Ainsi ces ébauches sont souvent, pour le fan, le musicien ou simplement le mélomane, une passionnante source d’enseignements. On y entend les germes d’une chanson, son substrat authentique, on y découvre des pistes abandonnées, on y perçoit d’autant mieux celles à venir qu’on connaît déjà la version finale. Deux exemples piochés, au hasard, dans la « new wave » :

Dans la demo (« Studio Out-Take ») de Primary de Cure(1), les paroles sont différentes, le rythme, moins enlevé que dans la version « finale » (ou « originale », dans la mesure où on l’a découverte avant), les guitares lorgnent encore du côté de New Order : on mesure mieux la radicalité des partis pris de production adoptés finalement pour cet album au minimalisme sublime. A contrario, la demo de Come Back, morceau figurant sur Sounds Of The Universe, médiocre album de Depeche Mode paru en 2009 directement accompagné de ses maquettes(2), transfigure cette chanson : harmonisé différemment, chanté plus énergiquement, cette esquisse (au son énorme, rien à voir avec les magnétophones 4-pistes de naguère) trahit comment le groupe est passé à côté d’un nouvel hymne bombastisch façon Never Let Me Down Again… Entendre des créateurs au travail, écouter ces morceaux comme on regarderait les manuscrits ou les esquisses d’un écrivain ou d’un peintre que l’on aime et que l’on connaît, n’est pas seulement instructif, mais souvent émouvant.

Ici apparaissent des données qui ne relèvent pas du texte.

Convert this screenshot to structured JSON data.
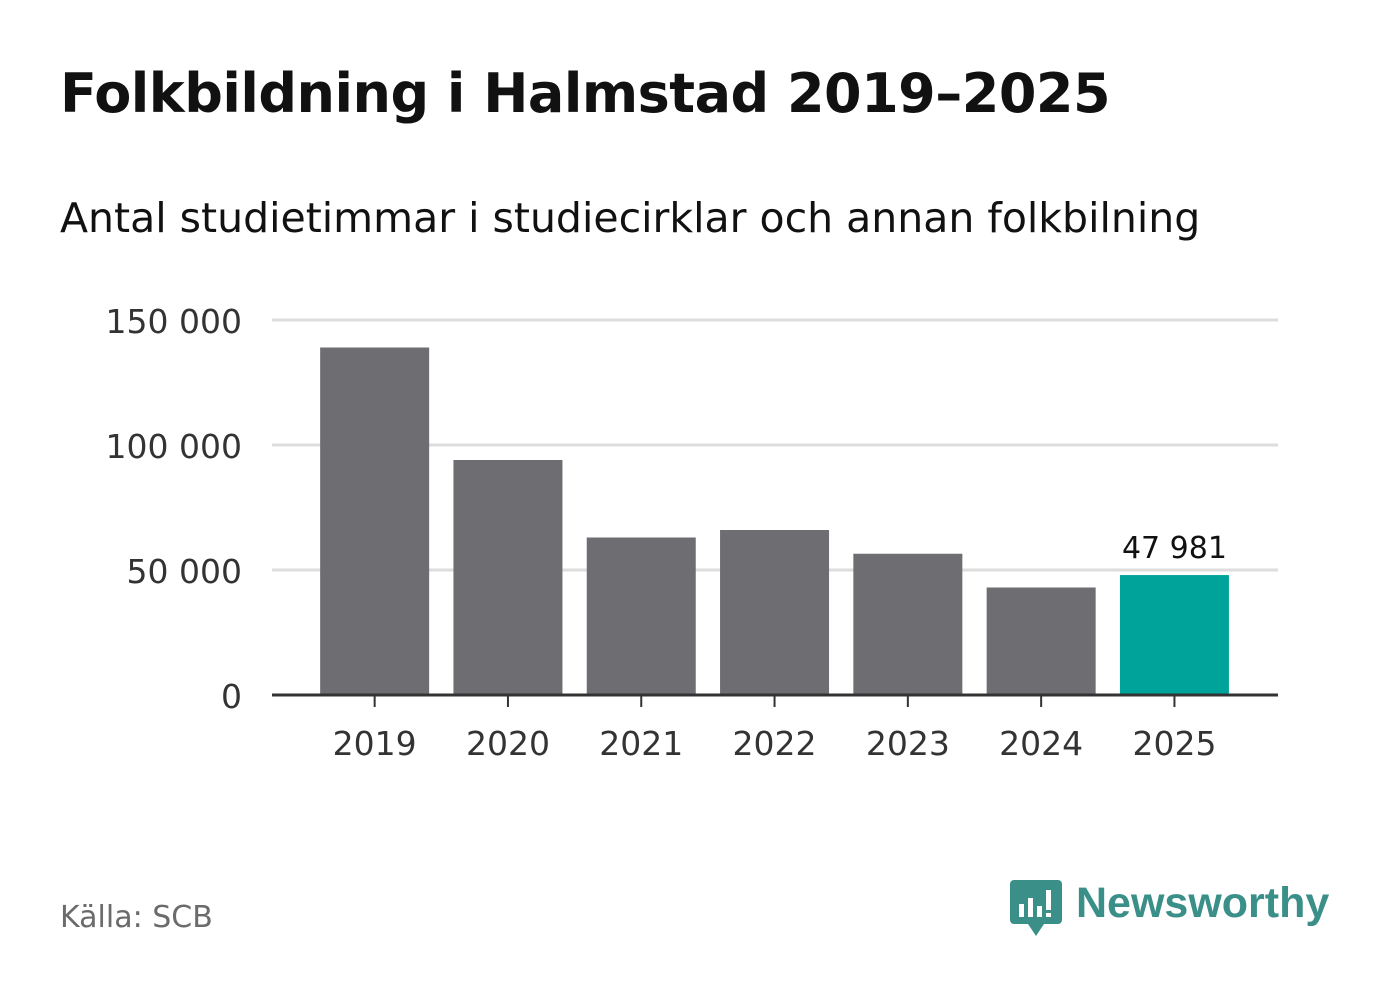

Quittant un instant la casquette du chroniqueur pour coiffer celle du musicien, je confesserai pour ma part qu’après-coup, j’écoute beaucoup plus volontiers – plus spontanément – les maquettes que les versions finales (celles qu’il faut bien dire « définitives ») de ma musique . Et je laisserai le mot de la fin à Dominique A : « D’où viennent les accents de vérité, ou du moins la justesse des enregistrements domestiques en solitaire ? Probablement du fait qu’on se sent alors approcher du ¨morceau à cracher¨, parce qu’on oublie que des oreilles étrangères se pencheront peut-être dessus ; il n’y a rien ni personne pour nous le rappeler au moment d’enregistrer, d’où l’inutilité de brouiller les pistes par pudeur ou par volonté de rendre une chanson ¨acceptable¨. Si, de plus, l’enregistrement présente quelques défaillances techniques, l’idée d’une trace fragile, qui aurait pu ne pas subsister, viendra au jour, renforçant le caractère précieux de la chose, suggérant l’absence de calcul et, de là, le sentiment de vérité. »(1)

David Sanson


1. Publié dans la réédition « Deluxe » de l’album Faith (initialement paru en 1981).
2. Dans une édition collector réellement luxueuse comportant trois CD, un DVD et divers goodies.
3. Dominique A,
Un bon chanteur mort, Paris, La machine à cailloux, 2008, p. 42.